The classification of the Office of Legal Counsel (OLC) memorandum of torture authored by John Yoo was “one of the worst abuses of the classification process I have seen during my career,” testified J. William Leonard (pdf), the former director of the Information Security Oversight Office.
More generally, “OLC has been terribly wrong to withhold the content of much of its advice from Congress and the public,” said Prof. Dawn E. Johnsen (pdf), former head of the OLC, “particularly when advising the executive branch that in essence it could act contrary to federal statutory restraints.”
Current OLC director John P. Elwood (pdf) contended that current OLC disclosure policy “is consistent with the approach of prior Administrations.”
Brad Berenson (pdf), a former associate counsel to the President, articulated “legitimate interests in secrecy” and cautioned against disclosure initiatives that could have unintended consequences.

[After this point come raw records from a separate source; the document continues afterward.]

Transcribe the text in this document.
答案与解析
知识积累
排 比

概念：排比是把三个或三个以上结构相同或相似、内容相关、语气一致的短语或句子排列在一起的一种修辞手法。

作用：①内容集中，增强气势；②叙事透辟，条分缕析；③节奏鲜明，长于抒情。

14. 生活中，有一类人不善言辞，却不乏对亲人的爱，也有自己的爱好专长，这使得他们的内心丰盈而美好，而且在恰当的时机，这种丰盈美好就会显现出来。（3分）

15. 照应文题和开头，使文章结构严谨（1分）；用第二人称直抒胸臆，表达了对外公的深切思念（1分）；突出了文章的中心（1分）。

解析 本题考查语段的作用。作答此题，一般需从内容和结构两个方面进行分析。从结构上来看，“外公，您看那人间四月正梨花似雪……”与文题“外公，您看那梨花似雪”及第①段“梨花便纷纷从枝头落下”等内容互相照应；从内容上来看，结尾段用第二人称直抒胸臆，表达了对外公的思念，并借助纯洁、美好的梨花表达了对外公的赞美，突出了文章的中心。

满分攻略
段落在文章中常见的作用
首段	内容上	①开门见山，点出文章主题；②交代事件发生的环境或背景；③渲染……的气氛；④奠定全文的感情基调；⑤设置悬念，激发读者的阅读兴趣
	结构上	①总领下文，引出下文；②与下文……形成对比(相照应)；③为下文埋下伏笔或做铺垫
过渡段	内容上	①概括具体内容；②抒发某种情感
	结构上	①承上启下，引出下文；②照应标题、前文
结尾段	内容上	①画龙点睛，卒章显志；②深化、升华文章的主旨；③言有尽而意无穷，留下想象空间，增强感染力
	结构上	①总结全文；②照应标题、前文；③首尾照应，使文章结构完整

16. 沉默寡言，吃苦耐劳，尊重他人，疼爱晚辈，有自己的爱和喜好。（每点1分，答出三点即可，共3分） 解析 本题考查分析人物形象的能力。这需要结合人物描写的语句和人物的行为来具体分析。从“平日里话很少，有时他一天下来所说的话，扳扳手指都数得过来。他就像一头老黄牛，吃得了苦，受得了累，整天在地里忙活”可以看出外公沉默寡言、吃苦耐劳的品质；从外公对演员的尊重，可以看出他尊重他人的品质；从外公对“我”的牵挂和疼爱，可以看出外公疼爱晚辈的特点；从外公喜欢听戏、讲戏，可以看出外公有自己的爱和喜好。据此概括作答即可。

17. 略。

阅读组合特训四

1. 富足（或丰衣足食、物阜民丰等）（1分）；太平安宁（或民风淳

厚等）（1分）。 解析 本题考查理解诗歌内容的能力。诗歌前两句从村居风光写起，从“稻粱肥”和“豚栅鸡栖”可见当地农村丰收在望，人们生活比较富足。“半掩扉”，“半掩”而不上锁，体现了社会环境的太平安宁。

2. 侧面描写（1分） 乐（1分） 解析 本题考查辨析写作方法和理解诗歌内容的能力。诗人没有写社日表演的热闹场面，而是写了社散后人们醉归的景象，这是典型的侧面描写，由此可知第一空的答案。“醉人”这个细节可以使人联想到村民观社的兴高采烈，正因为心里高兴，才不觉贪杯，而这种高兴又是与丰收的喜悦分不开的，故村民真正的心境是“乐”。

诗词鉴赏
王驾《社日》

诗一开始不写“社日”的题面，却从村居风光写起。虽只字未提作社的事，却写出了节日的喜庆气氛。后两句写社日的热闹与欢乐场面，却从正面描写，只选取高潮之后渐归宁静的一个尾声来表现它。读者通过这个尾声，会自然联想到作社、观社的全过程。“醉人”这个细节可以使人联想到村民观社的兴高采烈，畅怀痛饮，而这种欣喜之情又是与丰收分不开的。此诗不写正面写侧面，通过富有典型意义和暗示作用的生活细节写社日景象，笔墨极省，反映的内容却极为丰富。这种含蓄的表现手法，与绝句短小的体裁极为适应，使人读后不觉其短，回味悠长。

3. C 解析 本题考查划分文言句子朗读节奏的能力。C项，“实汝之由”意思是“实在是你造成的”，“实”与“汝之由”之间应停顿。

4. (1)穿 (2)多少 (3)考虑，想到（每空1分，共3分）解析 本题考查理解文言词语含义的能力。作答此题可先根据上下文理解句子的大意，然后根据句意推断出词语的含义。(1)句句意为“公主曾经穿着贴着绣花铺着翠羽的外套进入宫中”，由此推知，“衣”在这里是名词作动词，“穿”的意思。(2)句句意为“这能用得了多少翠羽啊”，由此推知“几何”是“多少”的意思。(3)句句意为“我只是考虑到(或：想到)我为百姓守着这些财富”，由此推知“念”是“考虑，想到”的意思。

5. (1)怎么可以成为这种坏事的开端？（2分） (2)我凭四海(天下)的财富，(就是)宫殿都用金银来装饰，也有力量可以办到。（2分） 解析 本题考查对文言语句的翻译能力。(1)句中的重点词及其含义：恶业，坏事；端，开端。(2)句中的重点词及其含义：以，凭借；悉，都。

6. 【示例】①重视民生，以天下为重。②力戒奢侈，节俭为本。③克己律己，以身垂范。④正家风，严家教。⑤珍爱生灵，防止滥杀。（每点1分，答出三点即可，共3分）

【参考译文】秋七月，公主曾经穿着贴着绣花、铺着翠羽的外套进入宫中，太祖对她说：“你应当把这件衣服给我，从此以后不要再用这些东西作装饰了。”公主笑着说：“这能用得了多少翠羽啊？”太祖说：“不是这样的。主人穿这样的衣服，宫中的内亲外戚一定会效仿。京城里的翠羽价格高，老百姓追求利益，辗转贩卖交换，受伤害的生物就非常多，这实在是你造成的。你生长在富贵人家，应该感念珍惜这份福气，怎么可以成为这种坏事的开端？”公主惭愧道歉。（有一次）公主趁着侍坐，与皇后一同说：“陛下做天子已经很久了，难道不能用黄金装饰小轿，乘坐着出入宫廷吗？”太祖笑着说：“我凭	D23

Prof. Heidi Kitrosser (pdf) explained the constitutional framework within which secrecy disputes take place and urged more “effective congressional oversight” to restrain abuses of secrecy.
Attorney David Rivkin, a frequent defender of Administration policies, said that the “law of war” paradigm with all of its attendant secrecy remains the appropriate one.
Sen. Sam Brownback expressed skepticism about new disclosure requirements, while Sen. Sheldon Whitehouse probed the destabilizing implications of the Administration view that executive orders can be “waived” by the President without notice to Congress or the public.
The prepared statements from the Senate hearing are available here.
For all of the differences of opinion, there was also a provisional consensus that the executive branch should be required to report to Congress when it significantly interprets or reinterprets a statutory requirement.